Workshop 2: 3D printing simulation with Fusion deposition modeling (FDM) and Laser direct energy deposition (LDED) method with AM plug-in
The Fused Deposition Modeling (FDM) is a 3D printing technique that involves extruding melted filament layer by layer to create a 3D object. The process includes feeding a filament into a heated extruder (nozzle), which melts the filament and deposits it layer by layer onto a build platform based on the 3D model. The material cools and solidifies, creating the final object.
During the workshop, the model’s geometry, layering, and details such as bead dimensions are presented. Material properties are introduced, followed by the representation of nozzle data, including speed. All simulation steps are similar to the previous workshop, except for the AM Modeler part, which uses the newer plug-in version.
In both workshops, element progressive activation technique (Material Deposition) is used for material deposition, and a moving heat source is employed for heating. Both material deposition and moving heat source have several types, which are explained during the workshops.

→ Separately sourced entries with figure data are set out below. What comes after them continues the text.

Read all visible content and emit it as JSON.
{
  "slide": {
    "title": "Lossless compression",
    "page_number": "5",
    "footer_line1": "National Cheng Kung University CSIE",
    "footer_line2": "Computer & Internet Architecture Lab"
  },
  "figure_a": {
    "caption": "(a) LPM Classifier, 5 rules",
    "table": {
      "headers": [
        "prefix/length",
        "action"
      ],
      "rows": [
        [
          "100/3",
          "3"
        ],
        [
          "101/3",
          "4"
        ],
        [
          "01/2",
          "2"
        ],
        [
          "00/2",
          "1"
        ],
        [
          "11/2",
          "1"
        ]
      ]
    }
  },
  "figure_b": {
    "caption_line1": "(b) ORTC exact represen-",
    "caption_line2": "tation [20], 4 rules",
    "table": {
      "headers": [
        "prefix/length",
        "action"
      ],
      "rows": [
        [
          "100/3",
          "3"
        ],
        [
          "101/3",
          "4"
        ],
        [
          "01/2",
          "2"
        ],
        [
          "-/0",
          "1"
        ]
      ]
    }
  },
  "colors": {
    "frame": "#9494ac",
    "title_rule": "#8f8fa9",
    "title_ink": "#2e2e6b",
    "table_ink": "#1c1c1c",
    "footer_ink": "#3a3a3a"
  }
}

Workshop 3: Material Removing with AM plug-in
This workshop introduces special-purpose techniques and user subroutines for machining and material removal processes that typically follow an additive manufacturing process. The workshop teaches participants how to perform a material removal process on a simple cube using a simulation approach. The simulation involves defining a bead and an event series, along with required special-purpose techniques called “ABQs.” The bead assigns the materials that require removal, the event series defines the toolpath trajectory, and the ABQs apply these settings. The simulation also includes the progressive element activation method in a structural or thermal analysis to deactivate the elements. To perform the simulation, the required settings are first configured using the AM Modeler plug-in, the input file is generated, and then some changes are made manually to the input file before running it.